Despite the rise of open-source software, such as Apache’s OpenOffice and Google Docs, Microsoft’s Office products, such as Word, Excel and PowerPoint, still dominate the market. But are things about to change?

The UK government has announced that it will seek to abandon reliance on Microsoft Office in the public sector. Provided there are common standards within and across departments, it will encourage departments to use a range of software products, using free or low-cost alternatives to Microsoft products where possible. This should save hundreds of millions of pounds.

Will other governments around the world and other organisations follow suit? There is a lot of money to be saved on software costs. But will switching to alternatives impose costs of its own and will these outweigh the costs saved?

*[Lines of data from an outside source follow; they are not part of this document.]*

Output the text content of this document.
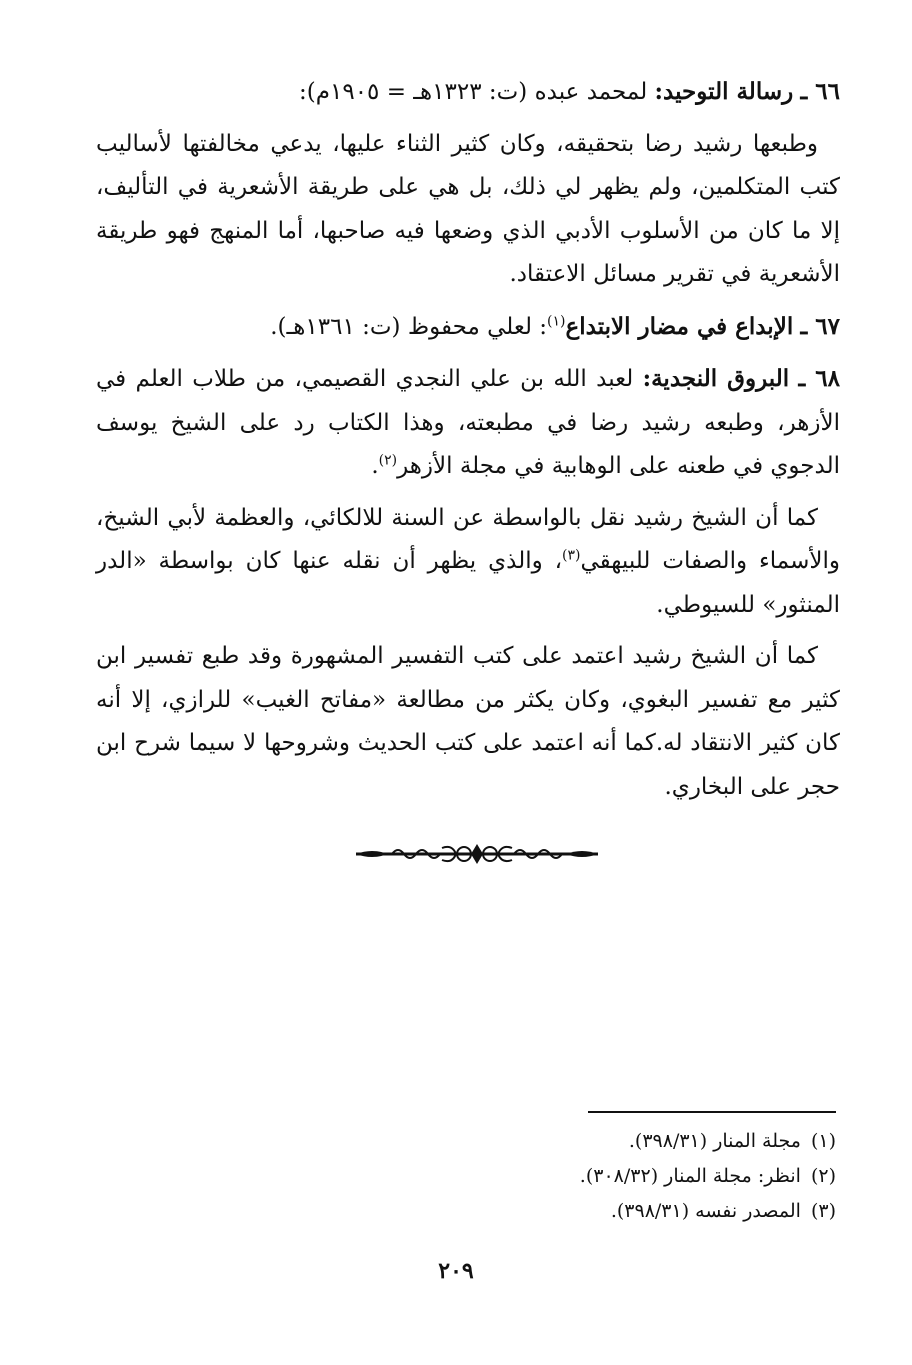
٦٦ ـ رسالة التوحيد: لمحمد عبده (ت: ١٣٢٣هـ = ١٩٠٥م):

وطبعها رشيد رضا بتحقيقه، وكان كثير الثناء عليها، يدعي مخالفتها لأساليب كتب المتكلمين، ولم يظهر لي ذلك، بل هي على طريقة الأشعرية في التأليف، إلا ما كان من الأسلوب الأدبي الذي وضعها فيه صاحبها، أما المنهج فهو طريقة الأشعرية في تقرير مسائل الاعتقاد.

٦٧ ـ الإبداع في مضار الابتداع$^{(١)}$: لعلي محفوظ (ت: ١٣٦١هـ).

٦٨ ـ البروق النجدية: لعبد الله بن علي النجدي القصيمي، من طلاب العلم في الأزهر، وطبعه رشيد رضا في مطبعته، وهذا الكتاب رد على الشيخ يوسف الدجوي في طعنه على الوهابية في مجلة الأزهر$^{(٢)}$.

كما أن الشيخ رشيد نقل بالواسطة عن السنة للالكائي، والعظمة لأبي الشيخ، والأسماء والصفات للبيهقي$^{(٣)}$، والذي يظهر أن نقله عنها كان بواسطة «الدر المنثور» للسيوطي.

كما أن الشيخ رشيد اعتمد على كتب التفسير المشهورة وقد طبع تفسير ابن كثير مع تفسير البغوي، وكان يكثر من مطالعة «مفاتح الغيب» للرازي، إلا أنه كان كثير الانتقاد له.كما أنه اعتمد على كتب الحديث وشروحها لا سيما شرح ابن حجر على البخاري.

(١)مجلة المنار (٣٩٨/٣١).
(٢)انظر: مجلة المنار (٣٠٨/٣٢).
(٣)المصدر نفسه (٣٩٨/٣١).
٢٠٩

UK government to abandon Microsoft “oligopoly” for open source software Digital Spy, Mayer Nissim (29/1/14)
No, the government isn’t dumping Office, but it does want to start seeing other people ZDNet, Nick Heath (29/1/14)
UK government once again threatens to ditch Microsoft Office The Verge, Tom Warren (29/1/14)
UK government to abandon Microsoft Office in favour of open-source software PCR, Matthew Jarvis (29/1/14)
UK government plans switch from Microsoft Office to open source The Guardian (29/1/14)
Open source push ‘could save taxpayer millions’ The Telegraph, Matthew Sparkes (30/1/14)
Will Google Docs kill off Microsoft Office? CNN Money, Adrian Covert (13/11/13)

Questions

  1. Why has Microsoft retained a virtual monopoly of the office software market? How relevant are network economies to the decision of organisations and individuals not to switch?
  2. Identify other examples of network economies and how they impact on competition.
  3. How do competitors to Microsoft attempt to overcome the resistance of people to switching to their office software?
  4. What methods does Microsoft use to try to retain its position of market dominance?
  5. How does Apple compete with Microsoft in the office software market?
  6. What factors are likely to determine the success of Google Docs in capturing significant market share from Microsoft Office?